Fourteen months ago, Vanessa Mitchell-Delmotte appealed to a local Facebook group, Coronado Happenings, for suggestions of bucket list adventures she could take with her dad. He had terminal cancer, and she wanted to share some meaningful time with him.
The mother of three young kids was taking a month off from her job as a diamond setter at the S.D. Jewelers Exchange downtown for together time that she nicknamed, “December with Dad.”
Her father, Patrick Mitchell, was a former Chula Vista High School administrator and retired head of Francis Parker Upper School.
Her simple, heart-felt Facebook appeal triggered a deluge of encouraging words, trip ideas, gift offers, shared stories from strangers — and an article last year in The Washington Post.
Given her dad’s declining health, the duo was only able to follow through on a few adventures but appreciated the generous response from strangers as much as the experiences themselves.
They were offered private surfing lessons, a painting session, a hotel staycation, tickets to “The Nutcracker,” a family photo shoot, and much more.
A violinist stopped by and gave a private performance, playing Patrick’s favorite songs. A local couple hosted a hangar tour of the Navy helicopters at North Island.

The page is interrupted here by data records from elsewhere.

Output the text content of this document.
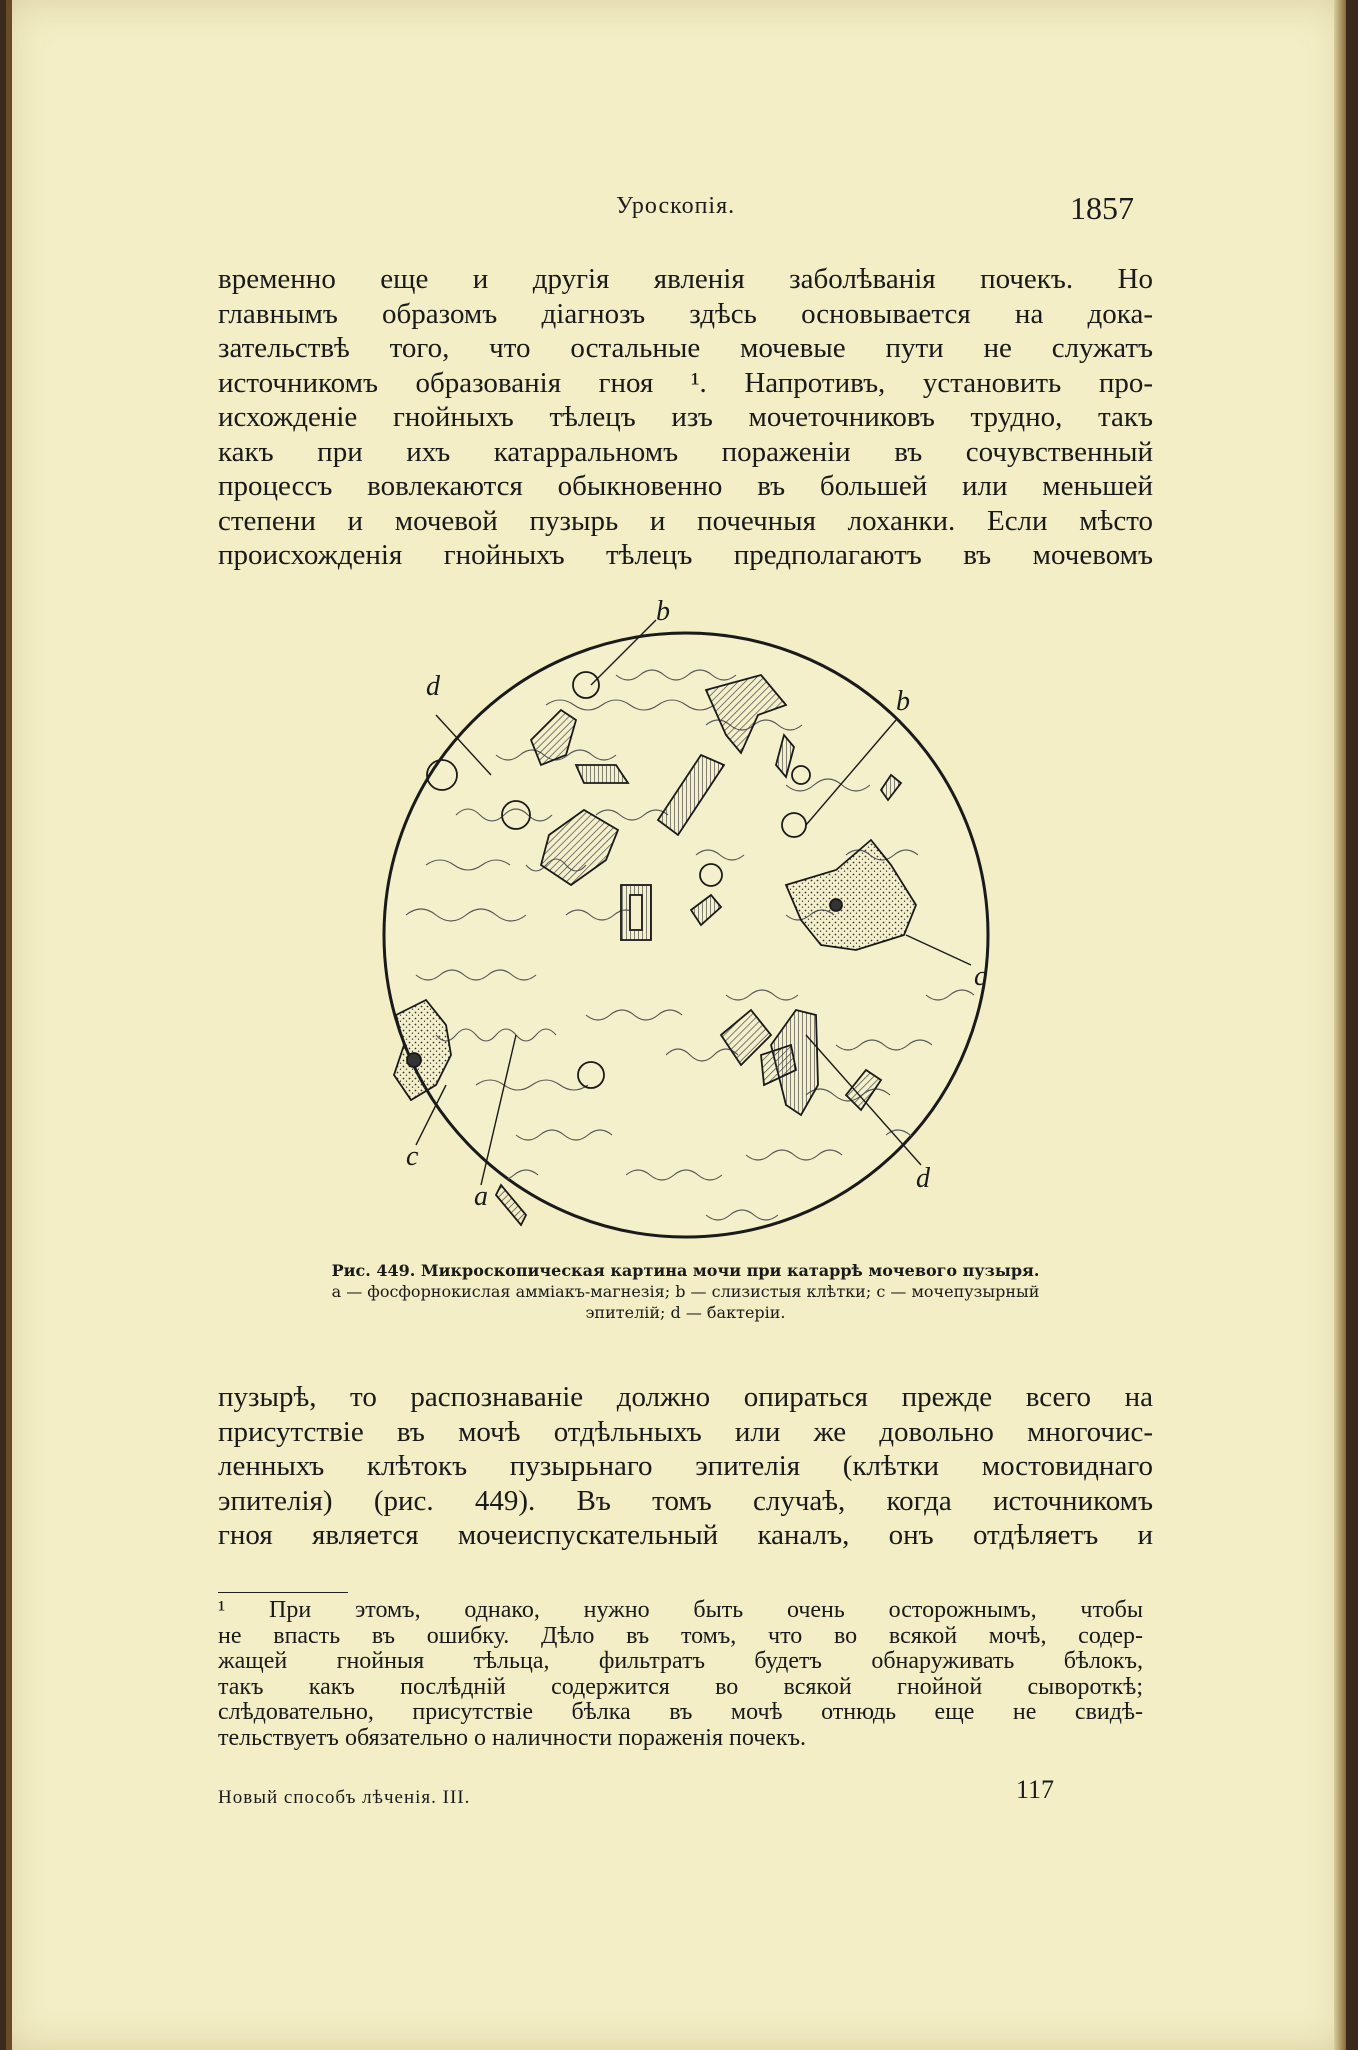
Уроскопія.	1857
временно еще и другія явленія заболѣванія почекъ. Но
главнымъ образомъ діагнозъ здѣсь основывается на дока-
зательствѣ того, что остальные мочевые пути не служатъ
источникомъ образованія гноя ¹. Напротивъ, установить про-
исхожденіе гнойныхъ тѣлецъ изъ мочеточниковъ трудно, такъ
какъ при ихъ катарральномъ пораженіи въ сочувственный
процессъ вовлекаются обыкновенно въ большей или меньшей
степени и мочевой пузырь и почечныя лоханки. Если мѣсто
происхожденія гнойныхъ тѣлецъ предполагаютъ въ мочевомъ
b
b
d
c
c
a
d
Рис. 449. Микроскопическая картина мочи при катаррѣ мочевого пузыря.
a — фосфорнокислая амміакъ-магнезія; b — слизистыя клѣтки; c — мочепузырный
эпителій; d — бактеріи.
пузырѣ, то распознаваніе должно опираться прежде всего на
присутствіе въ мочѣ отдѣльныхъ или же довольно многочис-
ленныхъ клѣтокъ пузырьнаго эпителія (клѣтки мостовиднаго
эпителія) (рис. 449). Въ томъ случаѣ, когда источникомъ
гноя является мочеиспускательный каналъ, онъ отдѣляетъ и
¹ При этомъ, однако, нужно быть очень осторожнымъ, чтобы
не впасть въ ошибку. Дѣло въ томъ, что во всякой мочѣ, содер-
жащей гнойныя тѣльца, фильтратъ будетъ обнаруживать бѣлокъ,
такъ какъ послѣдній содержится во всякой гнойной сывороткѣ;
слѣдовательно, присутствіе бѣлка въ мочѣ отнюдь еще не свидѣ-
тельствуетъ обязательно о наличности пораженія почекъ.
Новый способъ лѣченія. III.	117
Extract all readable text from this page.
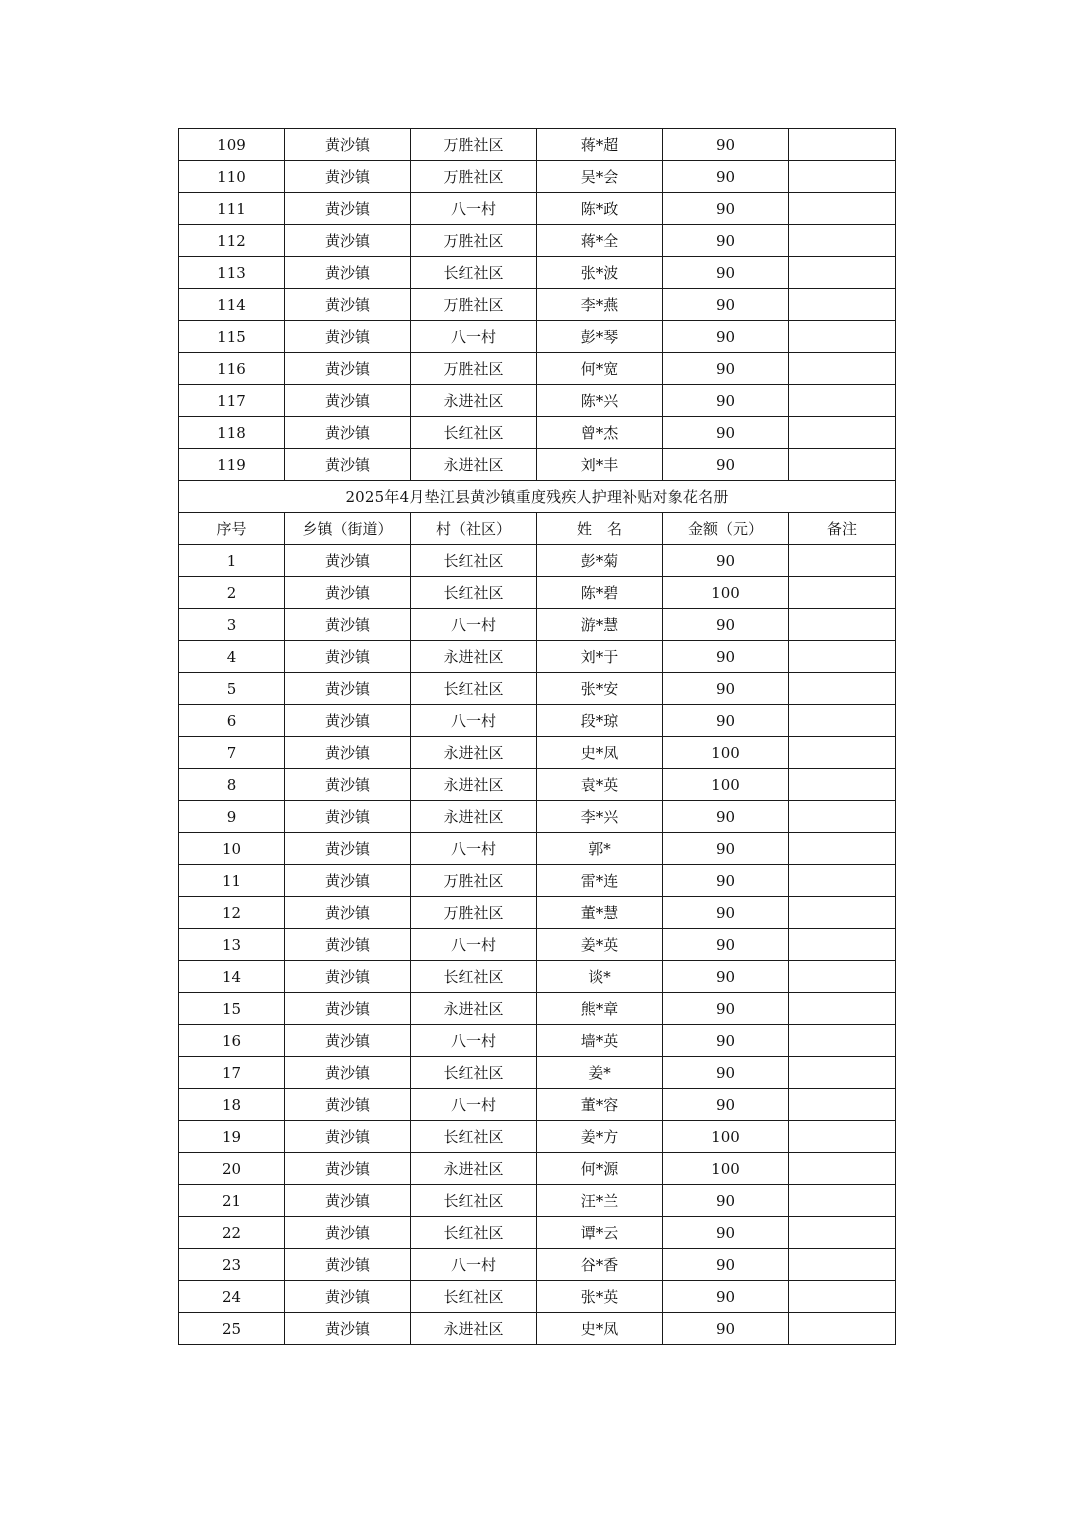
109	黄沙镇	万胜社区	蒋*超	90	
110	黄沙镇	万胜社区	吴*会	90	
111	黄沙镇	八一村	陈*政	90	
112	黄沙镇	万胜社区	蒋*全	90	
113	黄沙镇	长红社区	张*波	90	
114	黄沙镇	万胜社区	李*燕	90	
115	黄沙镇	八一村	彭*琴	90	
116	黄沙镇	万胜社区	何*宽	90	
117	黄沙镇	永进社区	陈*兴	90	
118	黄沙镇	长红社区	曾*杰	90	
119	黄沙镇	永进社区	刘*丰	90	
2025年4月垫江县黄沙镇重度残疾人护理补贴对象花名册					
序号	乡镇（街道）	村（社区）	姓　名	金额（元）	备注
1	黄沙镇	长红社区	彭*菊	90	
2	黄沙镇	长红社区	陈*碧	100	
3	黄沙镇	八一村	游*慧	90	
4	黄沙镇	永进社区	刘*于	90	
5	黄沙镇	长红社区	张*安	90	
6	黄沙镇	八一村	段*琼	90	
7	黄沙镇	永进社区	史*凤	100	
8	黄沙镇	永进社区	袁*英	100	
9	黄沙镇	永进社区	李*兴	90	
10	黄沙镇	八一村	郭*	90	
11	黄沙镇	万胜社区	雷*连	90	
12	黄沙镇	万胜社区	董*慧	90	
13	黄沙镇	八一村	姜*英	90	
14	黄沙镇	长红社区	谈*	90	
15	黄沙镇	永进社区	熊*章	90	
16	黄沙镇	八一村	墙*英	90	
17	黄沙镇	长红社区	姜*	90	
18	黄沙镇	八一村	董*容	90	
19	黄沙镇	长红社区	姜*方	100	
20	黄沙镇	永进社区	何*源	100	
21	黄沙镇	长红社区	汪*兰	90	
22	黄沙镇	长红社区	谭*云	90	
23	黄沙镇	八一村	谷*香	90	
24	黄沙镇	长红社区	张*英	90	
25	黄沙镇	永进社区	史*凤	90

And they went to Las Vegas, where former Coronado resident Vickie Quinn arranged for them to see an Ultimate Fighting Championship match.
Patrick Mitchell passed away Jan. 11, 2021. Now Mitchell-Delmotte, 39, a singer/songwriter by avocation, is giving back in an unusual way — by releasing an album.
When she was in her early 20s, she had recorded a 13-song album, “Nice to Meet You,” gotten songwriting out of her system and went on to build her career of designing diamond engagement rings.
“I grew my business, had my kids and didn’t have anything more to say,” she explains of her music.
But that changed when her dad was diagnosed with stage IV pancreatic cancer a year before his death.
“I just started to write and record my songs in the car” — sometimes in building parking garages and in her driveway at home before entering the house to see her kids.
Some of those songs were inspired by her relationship with her father, his presence during the milestones and everyday moments of her life and his medical journey. But others were written for the folks who befriended them through the bucket list experience and others who shared their own grief on Facebook chat group sites.
“I’ve connected with all these people on a deep level,” she says. “I felt what I was saying might have an impact on someone else besides me.”
One of them was Vicki Quinn. “Vicki had given me this beautiful time with my dad that I will never forget,” Mitchell-Delmotte says. “And I gave her a song” — “One Day at a Time.”
Quinn, who lost her husband, shared with Mitchell-Delmotte that she had received 500 flowers, 700 casseroles, many invitations, lots of books on grief and hundreds of cards, letters and messages.
“Never did I receive a song that not only is beautiful but encompasses exactly how I feel … silent grief. Thank you will never be enough,” Quinn noted.
Another song, “Mark My Words,” was written with Mark Head, of Rochester, N.Y., in mind. Despite his own pancreatic cancer, he continued sending uplifting messages to Mitchell-Delmotte.
“I felt very honored and humbled by it,” Head, 68, says of the song. “One of the hidden blessings when you’re hit with a curse is that good things come along with it.”
He is a psychotherapist and writes weekly blogs for a Facebook group of cancer patients and another for their supporters. He met Mitchell-Delmotte in a group chat, and she told him his writings reminded her of her father and helped them cope.
“It’s a beautiful song,” says Head, who recognizes his words in the lyrics. “She’s just one of those beautiful people in life who is full of joy, giving and service to others.”
Another song, “Promise Me This,” is for her mom, Susan Mitchell. It was the love letter she imagined her father would have written to his wife.
Although it wasn’t planned, Mitchell-Delmotte realized her songs reflected the five stages of grief: denial, anger, bargaining, depression and acceptance.
She wrote lyrics and melodies, then hired a musician to add instrumentation.
Thus, the album, “Love Will Remain,” was born — a total of 13 songs bearing such titles as “I Believe,” “Taking a Walk With You,” “I’ve Got You,” “Tonight I Grieve,” “Empty Chair” and “Unbroken.” Near the end is “Thank You,” evoking the final stage of acceptance, and “Best Life Ever.”
“It was how I was feeling — me just pouring out my heart.” She shared the songs in her online grief groups as a way to connect and express feelings.
The album was released on Spotify, YouTube and other streaming sites Jan. 11, the one-year anniversary of her father’s passing.
She doesn’t have an agent. She isn’t performing or touring locally. Fame and fortune are not her goals. In fact, Mitchell-Delmotte plans to donate any profits from song sales to the local Make -A-Wish Foundation.
“I believe the songs will have an impact where they are meant to,” she says. And that is enough for her.